Too many moms are crushed under the pressure of perfect breastfeeding and do not know that you can breastfeed differently if needed. Unheard of and rarely offered by nursing staff after birth, the nipple shield is worth seeing as a solution to some breastfeeding problems and not as a nuisance. The most important thing is that baby can benefit from breast milk for the first six months ... no matter the way, right?

What is it?

The nipple shield is an accessory made of molded silicone that is placed on the nipple. There are several sizes and models to suit all types of breasts. It allows, among other things, to protect sore nipples or to facilitate putting in the baby.

Why use it?

The post-delivery fatigue and discouragement of the new mother can make them think about giving up breastfeeding when they are determined to do so. The Better Life guide discusses breastfeeding in its chapter on breastfeeding difficulties and solutions.

Among the most common difficulties:

  • flat or invaginated nipples
  • baby who is not gaining enough weight
  • baby who has trouble suckling
  • cracked or painful nipples
  • very firm breasts or engorged with milk

Instead of completely giving up breastfeeding, adding an accessory such as the nipple shield can allow many women to continue breastfeeding as long as they wish. Ask a lactation consultant for advice before use, as the nipple shield may result in decreased milk production in some women and may create a habit in the baby.

How long do you use it?

The nipple shield should be used while the breastfeeding problem that has led to its use is regulated.
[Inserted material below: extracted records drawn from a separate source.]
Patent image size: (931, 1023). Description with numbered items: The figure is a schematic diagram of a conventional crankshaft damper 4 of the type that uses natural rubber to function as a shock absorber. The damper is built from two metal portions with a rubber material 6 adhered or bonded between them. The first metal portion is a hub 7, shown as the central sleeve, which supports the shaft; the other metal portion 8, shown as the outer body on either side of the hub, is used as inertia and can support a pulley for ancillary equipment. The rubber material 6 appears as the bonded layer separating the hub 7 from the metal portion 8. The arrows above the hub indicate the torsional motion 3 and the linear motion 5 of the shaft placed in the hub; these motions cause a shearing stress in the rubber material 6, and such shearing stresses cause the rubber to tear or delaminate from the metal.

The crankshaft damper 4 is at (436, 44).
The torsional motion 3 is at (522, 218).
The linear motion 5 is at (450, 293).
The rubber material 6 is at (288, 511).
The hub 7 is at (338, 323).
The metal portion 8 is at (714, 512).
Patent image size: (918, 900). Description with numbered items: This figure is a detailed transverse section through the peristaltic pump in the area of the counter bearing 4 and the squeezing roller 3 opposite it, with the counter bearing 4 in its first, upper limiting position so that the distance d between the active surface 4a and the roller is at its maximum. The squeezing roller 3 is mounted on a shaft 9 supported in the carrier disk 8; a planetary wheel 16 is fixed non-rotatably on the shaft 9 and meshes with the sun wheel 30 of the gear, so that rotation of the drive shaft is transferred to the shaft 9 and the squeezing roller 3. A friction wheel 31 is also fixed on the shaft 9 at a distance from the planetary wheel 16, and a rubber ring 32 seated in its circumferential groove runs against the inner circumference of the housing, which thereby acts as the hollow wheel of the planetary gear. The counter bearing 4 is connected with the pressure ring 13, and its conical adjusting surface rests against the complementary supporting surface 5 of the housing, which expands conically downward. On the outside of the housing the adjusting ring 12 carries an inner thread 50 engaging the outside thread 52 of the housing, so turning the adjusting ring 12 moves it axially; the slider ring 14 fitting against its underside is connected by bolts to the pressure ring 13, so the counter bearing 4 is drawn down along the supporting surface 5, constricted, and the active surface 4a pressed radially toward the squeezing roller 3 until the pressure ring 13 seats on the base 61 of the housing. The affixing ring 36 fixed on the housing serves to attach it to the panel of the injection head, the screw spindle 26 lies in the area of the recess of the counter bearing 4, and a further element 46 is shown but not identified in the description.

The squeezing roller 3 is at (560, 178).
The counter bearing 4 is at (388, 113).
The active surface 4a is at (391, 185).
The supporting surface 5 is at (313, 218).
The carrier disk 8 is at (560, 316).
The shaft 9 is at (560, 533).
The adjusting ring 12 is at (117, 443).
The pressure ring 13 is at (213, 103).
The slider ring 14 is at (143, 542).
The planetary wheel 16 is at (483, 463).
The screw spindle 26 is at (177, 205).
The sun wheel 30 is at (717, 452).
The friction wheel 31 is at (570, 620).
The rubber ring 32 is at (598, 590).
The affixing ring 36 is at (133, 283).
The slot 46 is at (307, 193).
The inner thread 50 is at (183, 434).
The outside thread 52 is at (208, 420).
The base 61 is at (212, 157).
In some cases, it will be used throughout breastfeeding. You can consider weaning when it is no longer needed. How? By offering direct contact with the nipple to your baby whenever they drink. First, start breastfeeding with the nipple shield for about 30 seconds, then when the breast is more supple and less milk-laden, remove the nipple shield and offer the naked nipple to your baby. Give them about thirty seconds to take the breast and suck. Replace the nipple shield if the attempt is unsuccessful, then try the next drink.

How to maintain it?

The maintaining is simple. Just wash the nipple shield with warm, soapy water after each use and let it air dry. You can carry it in a small, airtight plastic container while travelling to make sure it stays clean and on hand. A tip: buy two to avoid a moment of panic if you lose one.